Each station is called a “node” and, in combination, forms the cluster. In some cases, it is possible to see references such as “supercomputers” or “cluster computing” for the same scenario, representing the hardware used or the software specially developed to be able to combine these equipments.
Reference: https://en.wikipedia.org/wiki/Computer_cluster
How are clusters formed?
It may seem very simple to aggregate multiple computers together to perform tasks, but it is not. Efforts to efficiently build this kind of use began at IBM in 1960 and are constant evolving. The objective is always to increase the efficiency of the fusion, that is, to optimize the full use of the resources of all nodes and dynamically evolve the cluster.
Are all clusters the same?
No. There are different types of clusters that are focused on different benefits of merging and hence are more suitable for certain tasks and markets. See below the four main types of clusters:
Failover or High Availability (HA)
As its name suggests, this type of cluster is developed with a focus to keep the application always active and responsive. Regardless of what happens at each node, it is essential that the system remains online. For this, several nodes work on a redundancy schema that is invisible to the user. To illustrate this concept, imagine a basketball game where a substitute player who has exactly the same characteristics as a starting one — practically a clone of the original — is always warm and standing on the edge of the court. If the starting player needs to leave for any reason, the substitute player immediately takes action, without the referee, the public nor the teammates realizing it.
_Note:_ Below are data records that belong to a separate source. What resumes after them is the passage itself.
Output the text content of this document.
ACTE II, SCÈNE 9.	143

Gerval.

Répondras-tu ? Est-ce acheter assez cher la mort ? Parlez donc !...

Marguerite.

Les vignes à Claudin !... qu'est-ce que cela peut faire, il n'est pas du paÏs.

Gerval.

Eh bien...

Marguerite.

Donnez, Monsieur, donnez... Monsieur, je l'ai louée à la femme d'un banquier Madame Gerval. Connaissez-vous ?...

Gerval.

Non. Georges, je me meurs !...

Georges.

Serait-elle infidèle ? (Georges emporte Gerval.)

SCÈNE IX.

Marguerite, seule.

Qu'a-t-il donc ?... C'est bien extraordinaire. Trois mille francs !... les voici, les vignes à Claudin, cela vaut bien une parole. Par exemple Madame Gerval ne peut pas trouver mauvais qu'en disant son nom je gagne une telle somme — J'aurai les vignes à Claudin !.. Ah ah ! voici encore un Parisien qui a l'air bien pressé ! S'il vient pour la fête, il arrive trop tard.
This is a type of cluster commonly used in services such as email, where getting out-of-service is simply not acceptable.
Load Balancing
In this type of architecture, all nodes are responsible for performing tasks. Be it to respond to incoming traffic requests or to provide resources, the tasks are always distributed to the machines that compose the system. It’s literally a “all for one” approach. The simplest to the most complex tasks are performed with the computing power resulting from the union of all the available resources. In this model, performance is the priority and if any of the nodes fails it is removed from the system and the task is redistributed among the remaining ones.
Parallel Processing
In this type of cluster, large tasks are divided between less complex activities, distributed by the system and executed in parallel by the various nodes that compose the cluster. Therefore, this type of cluster is well suited for very complex computational tasks. Roughly speaking, it would be like splitting a jigsaw puzzle of five thousand pieces between ten friends, having each friend responsible for assembling a chunk containing five hundred pieces. After each friend finishes its part, the chunks are them combined to solve the main puzzle (MapReduce anyone?)
Combined Models
In some cases, it is not possible to prioritize performance over stability or vice versa. MTA servers or email servers, for example, need both features with the same priority. Therefore, these companies use clusters that are able to combine load-balancing and high-availability. This results in a system that is able to combine the power of the different machines while having an internal network of redundancy nodes to avoid outages.
In what category does Kubernetes fall into?
Kubernetes uses a combined approach. Failover and High Availability, so it’s able to (re)schedule PODs to run on different nodes, keeping the application up even if one (or more) of the PODs fail. And Load Balancing, so it’s able to distribute requests to PODs running on different nodes, avoiding that a specific node becomes a hotspot and eventually impacts the performance of applications.